Global Personality Test Results
Stability (70%) high which suggests you are very relaxed, calm, secure, and optimistic..
Orderliness (36%) moderately low which suggests you are, at times, overly flexible, improvised, and fun seeking at the expense of reliability, work ethic, and long term accomplishment.
Extraversion (30%) low which suggests you are very reclusive, quiet, unassertive, and secretive.
In other words I am a creep. A messy, disgusting, angry creep. And I like it that way, assholes. So get off my nuggets.

Australian comedy

May 10, 2007

It’s about fucking time.

The U.K. has had its Sacha Baron Cohen’s and its Monty Python’s, the U.S. has had its Conan O’Brien’s and Upright Citizens Brigade’s, Canada has had it’s Norm Macdonald’s and its Kids In The Hall — but what have the Aussies had? (Alright — they had Chopper. But what else?)

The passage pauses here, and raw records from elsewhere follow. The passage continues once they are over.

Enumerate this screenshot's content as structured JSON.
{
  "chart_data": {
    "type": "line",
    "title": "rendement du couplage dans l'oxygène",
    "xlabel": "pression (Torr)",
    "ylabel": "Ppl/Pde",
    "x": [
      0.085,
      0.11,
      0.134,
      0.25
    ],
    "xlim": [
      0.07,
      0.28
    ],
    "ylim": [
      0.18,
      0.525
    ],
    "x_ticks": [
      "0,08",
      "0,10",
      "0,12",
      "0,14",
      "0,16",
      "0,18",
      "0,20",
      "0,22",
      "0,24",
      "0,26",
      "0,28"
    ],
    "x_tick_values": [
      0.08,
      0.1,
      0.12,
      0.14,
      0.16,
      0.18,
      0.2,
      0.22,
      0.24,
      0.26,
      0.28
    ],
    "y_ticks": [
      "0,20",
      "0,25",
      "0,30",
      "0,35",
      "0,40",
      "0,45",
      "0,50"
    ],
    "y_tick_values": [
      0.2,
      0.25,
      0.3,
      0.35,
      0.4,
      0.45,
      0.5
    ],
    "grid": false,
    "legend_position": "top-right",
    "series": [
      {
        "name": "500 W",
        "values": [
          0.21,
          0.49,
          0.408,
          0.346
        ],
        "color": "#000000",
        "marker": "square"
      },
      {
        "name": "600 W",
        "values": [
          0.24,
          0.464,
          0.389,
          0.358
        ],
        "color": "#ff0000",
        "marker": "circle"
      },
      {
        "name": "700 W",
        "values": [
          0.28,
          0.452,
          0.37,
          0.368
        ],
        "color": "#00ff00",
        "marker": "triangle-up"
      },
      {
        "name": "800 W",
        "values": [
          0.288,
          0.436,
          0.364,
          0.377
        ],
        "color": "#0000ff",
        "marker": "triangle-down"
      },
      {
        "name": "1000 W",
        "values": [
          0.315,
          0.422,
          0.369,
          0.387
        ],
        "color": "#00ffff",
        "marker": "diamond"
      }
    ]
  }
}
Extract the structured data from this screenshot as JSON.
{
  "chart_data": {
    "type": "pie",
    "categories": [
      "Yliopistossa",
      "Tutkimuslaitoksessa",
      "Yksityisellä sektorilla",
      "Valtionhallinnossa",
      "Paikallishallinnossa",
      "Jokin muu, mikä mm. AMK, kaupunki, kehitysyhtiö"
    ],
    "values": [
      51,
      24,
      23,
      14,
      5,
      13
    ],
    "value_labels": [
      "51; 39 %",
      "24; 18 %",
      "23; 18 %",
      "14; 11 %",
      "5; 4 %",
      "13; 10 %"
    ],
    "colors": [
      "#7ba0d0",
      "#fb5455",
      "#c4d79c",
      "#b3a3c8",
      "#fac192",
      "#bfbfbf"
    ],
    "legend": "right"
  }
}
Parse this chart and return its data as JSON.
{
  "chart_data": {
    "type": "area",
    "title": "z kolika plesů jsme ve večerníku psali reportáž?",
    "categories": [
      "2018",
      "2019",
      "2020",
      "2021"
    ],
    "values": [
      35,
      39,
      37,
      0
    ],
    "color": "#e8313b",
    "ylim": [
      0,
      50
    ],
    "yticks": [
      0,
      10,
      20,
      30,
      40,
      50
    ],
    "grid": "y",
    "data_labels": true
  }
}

Right mate, that’s it — they’ve had the funniest show I’ve seen in years: THE CHASERS WAR ON EVERYTHING.

Yep. I am reluctant to say that the one show that offers the best Fox News parody I’ve seen in my lifetime originates from the opposite side o’ the world. What the fuck, America? It may be hard to top Colbert and Stewart, but I think we can do it. We have Saturday Night Live, after all… we have every new Saturday to try out something entirely new. And, yet, still you disappoint.

Well, good on ya my Australian mates. And all that stereotypical shit. Click here to see the rest of their YouTube portfolio. There’s a bunch to watch, and it’s all good.

God damn it, registerfly

April 15, 2007

Cry with me fellow internet geeks; I was looking to transfer over the suckerpunched domain to Registerfly since they’re cheap and effective, and I was mid-transfer when I found out that they had gone tits up and their ICANN accreditation was revoked.

I don’t even know what ICANN means, but it’s something official, and so I assume it means the officiates of the internets have deemed the company not worthy. Why? Because the two owners of Registerfly were apparently gay lovers and now they’re having a gay lover’s spat, and thusly, there was a power grab for Registerfly. I’m not even kidding.

You know, some times it’s hard to make decisions about which company to go with over the net. Who is reliable, who is trustworthy. Everybody’s heard of Amazon. I figured everybody had heard of Registerfly. They seemed to be well regarded when I looked them up on Google. But I forgot one thing. No where in my quest for a quality domain registrar did I consider the “gay lover” factor. Or any type of lover, for that matter. I mean, had anyone thought of it? I suggest Amazon stockholders look into the owners of that company just in case. Perhaps it’s owned by a British pedophile and 12 year old Thai hooker. Who knows! You can’t trust anybody these days.

All I know is that $7.99 of my precious funds are in some sort of internet limbo and it sucks.